British Airways would be doing OK this year had parent IAG finalized purchase of bmi and its Spanish sibling Iberia dealt with strikes and a rapidly deteriorating economy.
International Airlines Group, the owner of British Airways and Iberia, has been caught in the turbulence of Spain’s increasing financial headwinds.
Given the current concerns about the eurozone’s stability and the airline’s large presence in the region, investors decided to bail out of its shares, sending them 3.2p lower to 145.4p, a decline of more than 2%. Citigroup, in a hefty report on the sector, forecast a slump in profits when IAG reports second quarter results on 3 August, although the bank kept its buy recommendation on the business. It said:
We expect operating profit (before restructuring/merger/BMI integration costs) of €16m compared to a profit of €190m a year ago. The main reasons for the reduced profit are around €300m fuel cost headwind (despite being 80% hedged), deteriorating economic conditions in Spain and seven days of strikes at Iberia that cost an estimated €20m in lost contribution. Last year’s result would have been negatively affected by the Arab spring and Japan’s earthquake/tsunami.
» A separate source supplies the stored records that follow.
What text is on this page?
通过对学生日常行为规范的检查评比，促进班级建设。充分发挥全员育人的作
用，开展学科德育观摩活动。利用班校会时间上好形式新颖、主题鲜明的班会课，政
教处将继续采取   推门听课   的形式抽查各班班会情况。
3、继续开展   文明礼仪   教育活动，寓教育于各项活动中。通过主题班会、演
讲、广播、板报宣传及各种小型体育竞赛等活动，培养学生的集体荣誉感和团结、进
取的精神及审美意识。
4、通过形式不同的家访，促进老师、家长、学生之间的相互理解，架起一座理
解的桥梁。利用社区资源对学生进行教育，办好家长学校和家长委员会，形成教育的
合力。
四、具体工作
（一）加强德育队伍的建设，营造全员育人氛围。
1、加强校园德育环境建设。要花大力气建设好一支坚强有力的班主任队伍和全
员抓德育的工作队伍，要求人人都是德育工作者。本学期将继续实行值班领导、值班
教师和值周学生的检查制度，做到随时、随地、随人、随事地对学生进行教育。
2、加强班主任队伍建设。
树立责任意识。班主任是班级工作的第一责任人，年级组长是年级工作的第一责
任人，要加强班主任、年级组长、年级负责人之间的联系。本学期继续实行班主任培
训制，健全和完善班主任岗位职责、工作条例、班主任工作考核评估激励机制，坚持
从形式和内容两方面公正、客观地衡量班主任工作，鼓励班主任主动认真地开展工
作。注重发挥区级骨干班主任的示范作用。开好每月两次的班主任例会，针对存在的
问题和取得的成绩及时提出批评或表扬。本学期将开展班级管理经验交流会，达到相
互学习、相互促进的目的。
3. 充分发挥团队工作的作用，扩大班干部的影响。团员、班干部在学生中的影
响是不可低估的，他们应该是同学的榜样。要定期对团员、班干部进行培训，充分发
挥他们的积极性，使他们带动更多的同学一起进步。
IAG does not produce interim results separately for British Airways and Iberia but we would expect BA to be significantly profitable and Iberia and BMI significantly loss-making.
For the first half of 2012 we expect an operating loss of €233m versus a profit of €88m for the first six months of 2011.
Overall the prospects of a full Spanish bailout and a Greek exit from the eurozone continued to occupy the market, and with some disappointing US manufacturing and services figures sending Wall Street lower, the FTSE 100 finished down 34.64 points at 5499.23.